Houay Xai, sandwiched between the Mekong and a range of hills, is for many visitors their first introduction to Laos, lying across the river from Thailand. It was long an important crossroads for Chinese merchants from Yunnan, who, driving caravans of pack-ponies laden with tea, silk and opium, would pass through Houayxai on their way south to Chiang Mai, and again on the return north with their loads of gold, silver and ivory. Today, Chinese goods are still much in evidence, but exotic cargoes of silks and opium have been replaced by dirt-cheap hand tools and brittle plastic wares that are floated down the Mekong by the barge-load.
Houay Xai’s only real sight is Wat Chom Khao Manilat, situated atop a hill, and reached by stairs across the road from the ferry landing. The gaudy modern sim is barely worth doing a lap around, but the adjacent, tall, Shan-style building, which was originally a sim but is now being used as a classroom for novice monks, is made of picturesquely weathered teak. Behind the modern sim is a collection of heuan pha, literally “cloth houses”, built to store belongings of the dead. Originally, these homes for the spirits were fashioned from cloth or mulberry paper, but nowadays many are constructed from plywood – a practice unique to parts of northern Laos and northern Thailand. The top of the stairway leading up to the monastery from the main road is a perfect place to watch the sun set.

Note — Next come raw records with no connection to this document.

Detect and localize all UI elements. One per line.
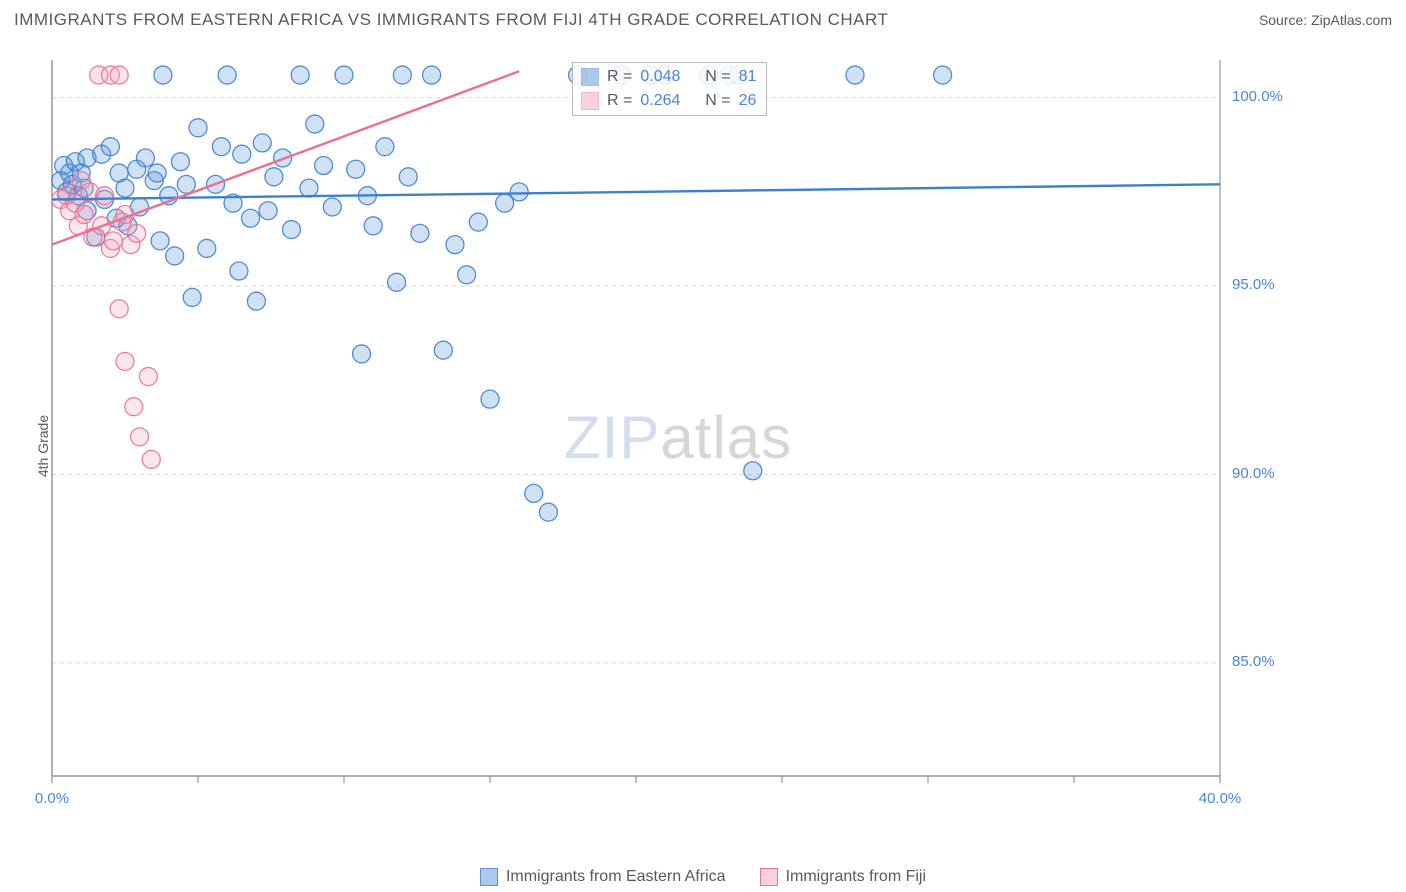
scatter-point: [496, 194, 514, 212]
scatter-point: [446, 236, 464, 254]
legend-swatch: [480, 868, 498, 886]
scatter-point: [259, 202, 277, 220]
scatter-point: [525, 484, 543, 502]
scatter-point: [131, 428, 149, 446]
scatter-point: [539, 503, 557, 521]
scatter-point: [177, 175, 195, 193]
scatter-point: [434, 341, 452, 359]
scatter-point: [101, 138, 119, 156]
scatter-point: [247, 292, 265, 310]
x-tick-label: 0.0%: [35, 790, 69, 807]
scatter-point: [510, 183, 528, 201]
scatter-point: [110, 66, 128, 84]
scatter-point: [212, 138, 230, 156]
scatter-point: [423, 66, 441, 84]
legend-item: Immigrants from Fiji: [760, 868, 926, 886]
scatter-point: [75, 206, 93, 224]
scatter-point: [315, 157, 333, 175]
scatter-point: [388, 273, 406, 291]
scatter-point: [458, 266, 476, 284]
legend-label: Immigrants from Fiji: [786, 868, 926, 886]
scatter-point: [110, 300, 128, 318]
legend-item: Immigrants from Eastern Africa: [480, 868, 726, 886]
scatter-point: [934, 66, 952, 84]
scatter-point: [189, 119, 207, 137]
scatter-point: [481, 390, 499, 408]
scatter-point: [136, 149, 154, 167]
scatter-point: [253, 134, 271, 152]
scatter-point: [323, 198, 341, 216]
scatter-point: [233, 145, 251, 163]
scatter-point: [846, 66, 864, 84]
trend-line: [52, 184, 1220, 199]
source-credit: Source: ZipAtlas.com: [1259, 12, 1392, 28]
y-tick-label: 90.0%: [1232, 465, 1312, 482]
scatter-point: [151, 232, 169, 250]
x-tick-label: 40.0%: [1199, 790, 1242, 807]
scatter-chart: [44, 48, 1304, 818]
header: IMMIGRANTS FROM EASTERN AFRICA VS IMMIGR…: [14, 10, 1392, 30]
stats-row: R = 0.048 N = 81: [581, 65, 756, 89]
scatter-point: [744, 462, 762, 480]
y-tick-label: 85.0%: [1232, 653, 1312, 670]
scatter-point: [282, 221, 300, 239]
stats-row: R = 0.264 N = 26: [581, 89, 756, 113]
scatter-point: [393, 66, 411, 84]
scatter-point: [300, 179, 318, 197]
legend-label: Immigrants from Eastern Africa: [506, 868, 726, 886]
scatter-point: [291, 66, 309, 84]
scatter-point: [335, 66, 353, 84]
scatter-point: [116, 179, 134, 197]
scatter-point: [306, 115, 324, 133]
correlation-stats-box: R = 0.048 N = 81R = 0.264 N = 26: [572, 62, 767, 116]
y-tick-label: 100.0%: [1232, 88, 1312, 105]
stats-swatch: [581, 68, 599, 86]
stats-swatch: [581, 92, 599, 110]
scatter-point: [166, 247, 184, 265]
scatter-point: [148, 164, 166, 182]
scatter-point: [142, 450, 160, 468]
scatter-point: [104, 232, 122, 250]
scatter-point: [265, 168, 283, 186]
scatter-point: [469, 213, 487, 231]
scatter-point: [353, 345, 371, 363]
plot-area: ZIPatlas R = 0.048 N = 81R = 0.264 N = 2…: [44, 48, 1304, 818]
legend-bottom: Immigrants from Eastern Africa Immigrants…: [0, 868, 1406, 886]
scatter-point: [116, 352, 134, 370]
scatter-point: [347, 160, 365, 178]
scatter-point: [128, 224, 146, 242]
scatter-point: [96, 187, 114, 205]
scatter-point: [171, 153, 189, 171]
scatter-point: [183, 288, 201, 306]
y-tick-label: 95.0%: [1232, 276, 1312, 293]
scatter-point: [218, 66, 236, 84]
scatter-point: [230, 262, 248, 280]
scatter-point: [411, 224, 429, 242]
scatter-point: [198, 239, 216, 257]
scatter-point: [125, 398, 143, 416]
scatter-point: [376, 138, 394, 156]
scatter-point: [139, 368, 157, 386]
legend-swatch: [760, 868, 778, 886]
chart-title: IMMIGRANTS FROM EASTERN AFRICA VS IMMIGR…: [14, 10, 888, 30]
scatter-point: [399, 168, 417, 186]
scatter-point: [154, 66, 172, 84]
scatter-point: [364, 217, 382, 235]
scatter-point: [242, 209, 260, 227]
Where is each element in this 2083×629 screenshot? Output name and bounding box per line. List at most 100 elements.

There’s a traditional Laos herbal sauna run by the Red Cross, located just past the wooden bridge as you go north up the main road. Most tourists hurry through Houayxai, either rushing through to Thailand at the end of their visas or entering from Chiang Khong and immediately heading downriver by slow boat. Despite being a border town, it’s not completely devoid of charm, though the main reason to stop here now is to take part in the acclaimed Gibbon Experience.